The final flashback sees Daniels returning home to find his wife soaking wet, and his three children floating dead in the lake beyond, drowned by their mother. After carrying the children back to the yard, Daniels—in an obviously understandable state of shock, is approached by his wife (apparently insane) who embraces him. We then hear the report of a gunshot, and she falls dead. Now, in the “real” world, Daniel’s actions may have been interpreted as a “temporary” state of insanity (and if gender roles were reversed, to be “justified”), and he might even have been acquitted of voluntary manslaughter if he had a persuasive attorney. 

But that is not what happened. We are supposed to believe that this action made Daniels “insane,” that he is a naturally violent “monster” who has injured (and even maimed) some fellow inmates (although he is the only one we see attacked by others in the film), that he has invented a fictional persona for both himself and his dead wife (the “missing” inmate) to psychologically “escape” from his “crime”—and  worst of all, he is made by the script writer to shoulder the blame for the death of his children (“I killed my children,” he “confesses”). 

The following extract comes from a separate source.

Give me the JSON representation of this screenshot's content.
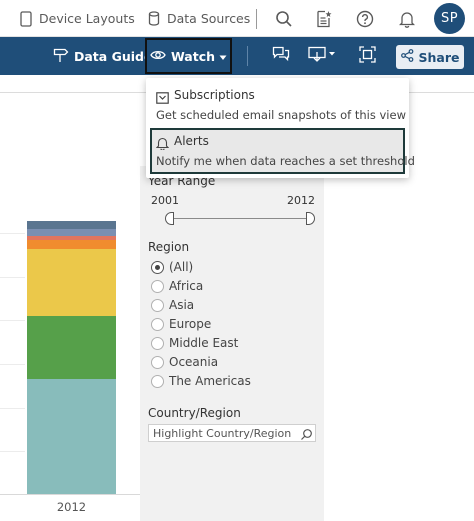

In a state of “acceptance” of the truth, Daniels admits that he “murdered” his wife, whose own actions were the product of a creeping insanity brought on by some mysterious “syndrome” that only women seem to suffer, and that her husband should have seen the “warning signs” and “saved” his children by sending her away for psychiatric help before she acted on her murderous “intentions.” Because he didn’t suspect this, he was a “violent monster.” The irony, of course, is that if the prison’s psychiatrists actually wanted to “cure” him, it was their obligation to convince him that in fact he was not—that his actions were an “understandable” reaction to the horror he was confronted with.

If you’ve heard this all before, you are quite correct. Texas “mother” Andrea Yates drowned her five children in a bathtub, the horror of the act itself can be left to the imagination. This isn’t shooting, drugging or gassing in carbon monoxide, either a quick or painless death; this is waterboarding to death. Yates had to actually hold down her struggling children (all boys) in the water. Yates claimed that she was sending them to “heaven,” and had “intended” in killing herself, but she of course didn’t. Perhaps she knew that there is something strange among Texas jurors, who seem to have such a high regard for “mothers”—white ones, anyways—that the only possible reason for committing such a heinously disturbing act is insanity, which of course is what the jury found her “guilty” of in her retrial.

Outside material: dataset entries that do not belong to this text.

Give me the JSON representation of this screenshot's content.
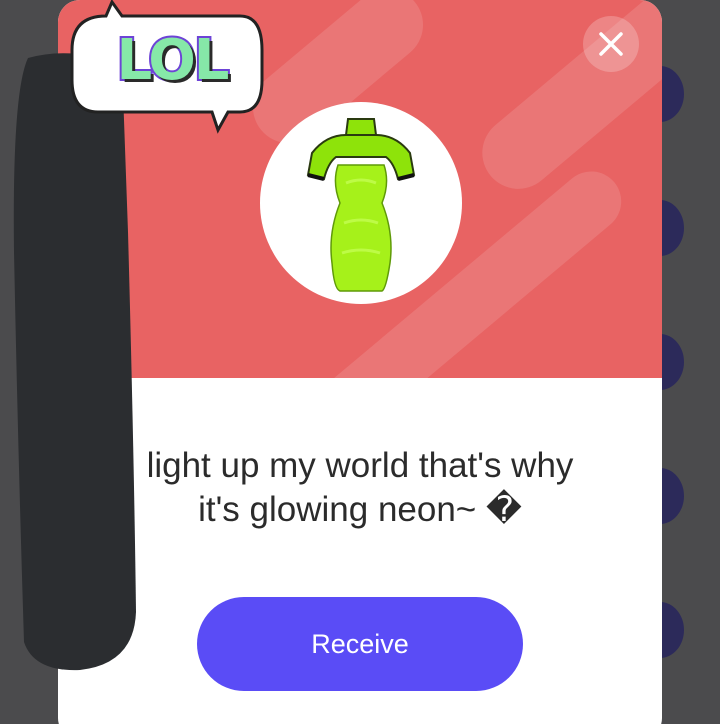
{
  "dialog": {
    "message_line1": "light up my world that's why",
    "message_line2": "it's glowing neon~ �",
    "receive_label": "Receive",
    "close_icon": "close-icon",
    "item_icon": "neon-green-dress-icon"
  },
  "sticker": {
    "text": "LOL"
  },
  "colors": {
    "header": "#e86363",
    "button": "#5a4cf6",
    "item": "#8ee30a"
  }
}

But the sanctity of motherhood inspires other myths, like the father “ignoring” the “warning” signs of an impending slaughter, just as the Daniels’ character was “supposed” to. The deceit of this is part of the current myth that men are beasts and women are passive “victims”—even by their own children. Yates’ husband was vilified for “ignoring” the psychological “signs” that she was devolving into a state of murder. Yet we are supposed to assume that he is some kind of “mind reader,” that he is to imagine that his wife’s occasionally strange behavior is supposed to tip him off that she has something so horrific in mind that he must “assume” the worst? There are those who might even accuse him of being “crazy” and “misogynistic” for even suggesting it.

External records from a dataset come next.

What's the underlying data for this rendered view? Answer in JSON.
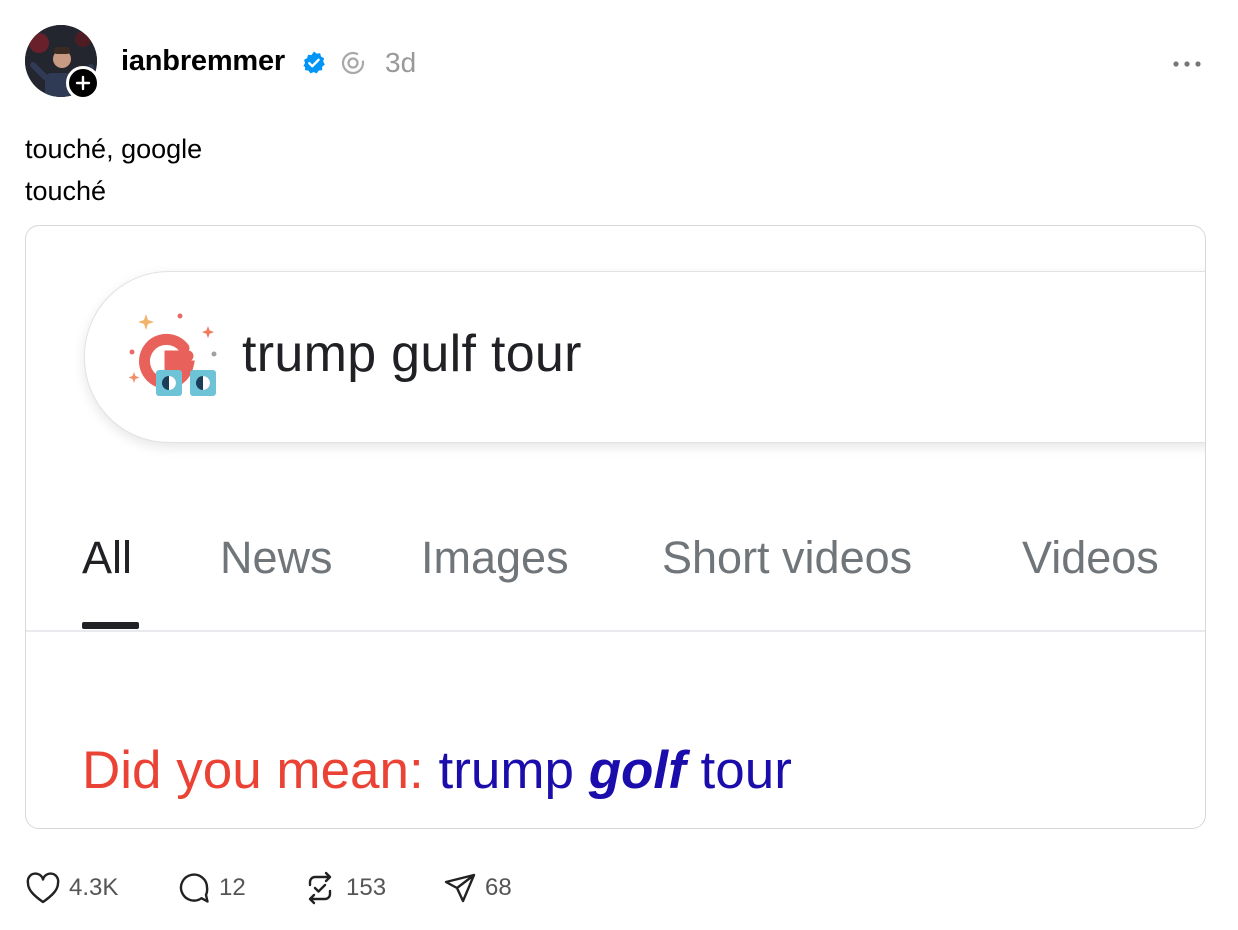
{
  "post": {
    "username": "ianbremmer",
    "time": "3d",
    "text_lines": [
      "touché, google",
      "touché"
    ]
  },
  "screenshot": {
    "query": "trump gulf tour",
    "tabs": [
      "All",
      "News",
      "Images",
      "Short videos",
      "Videos"
    ],
    "active_tab": "All",
    "did_you_mean_label": "Did you mean:",
    "suggestion_pre": "trump",
    "suggestion_emph": "golf",
    "suggestion_post": "tour"
  },
  "actions": {
    "likes": "4.3K",
    "replies": "12",
    "reposts": "153",
    "shares": "68"
  },
  "colors": {
    "verified": "#0095f6",
    "suggestion_red": "#ea4335",
    "suggestion_blue": "#1a0dab"
  },
  "icons": [
    "avatar",
    "follow-plus-icon",
    "verified-badge-icon",
    "threads-icon",
    "more-options-icon",
    "google-doodle-icon",
    "heart-icon",
    "reply-icon",
    "repost-icon",
    "share-icon"
  ]
}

This politically-correct myth-making that asserts that women are “victims” even in the commission of such a horrific crime of murdering a child in a most agonizing fashion is used in Shutter Island as a difficult to tolerate justification for everything that transpired. By ending that way, what was until the last 10 minutes was a mesmerizing thriller turned out to be an overlong justification for male guilt for the crimes of women, particularly by mothers against their own children. 

I don’t blame Scorsese for this mendacity, but the writer of the story. I’m sure the victim myth premise was seen as “contemporary,” but for me the falsity of it destroyed the rationalization of the film itself; I didn’t believe for one minute that Daniels was the true “bad guy” in the film, but a scapegoat for the crimes of others more deserving of scrutiny.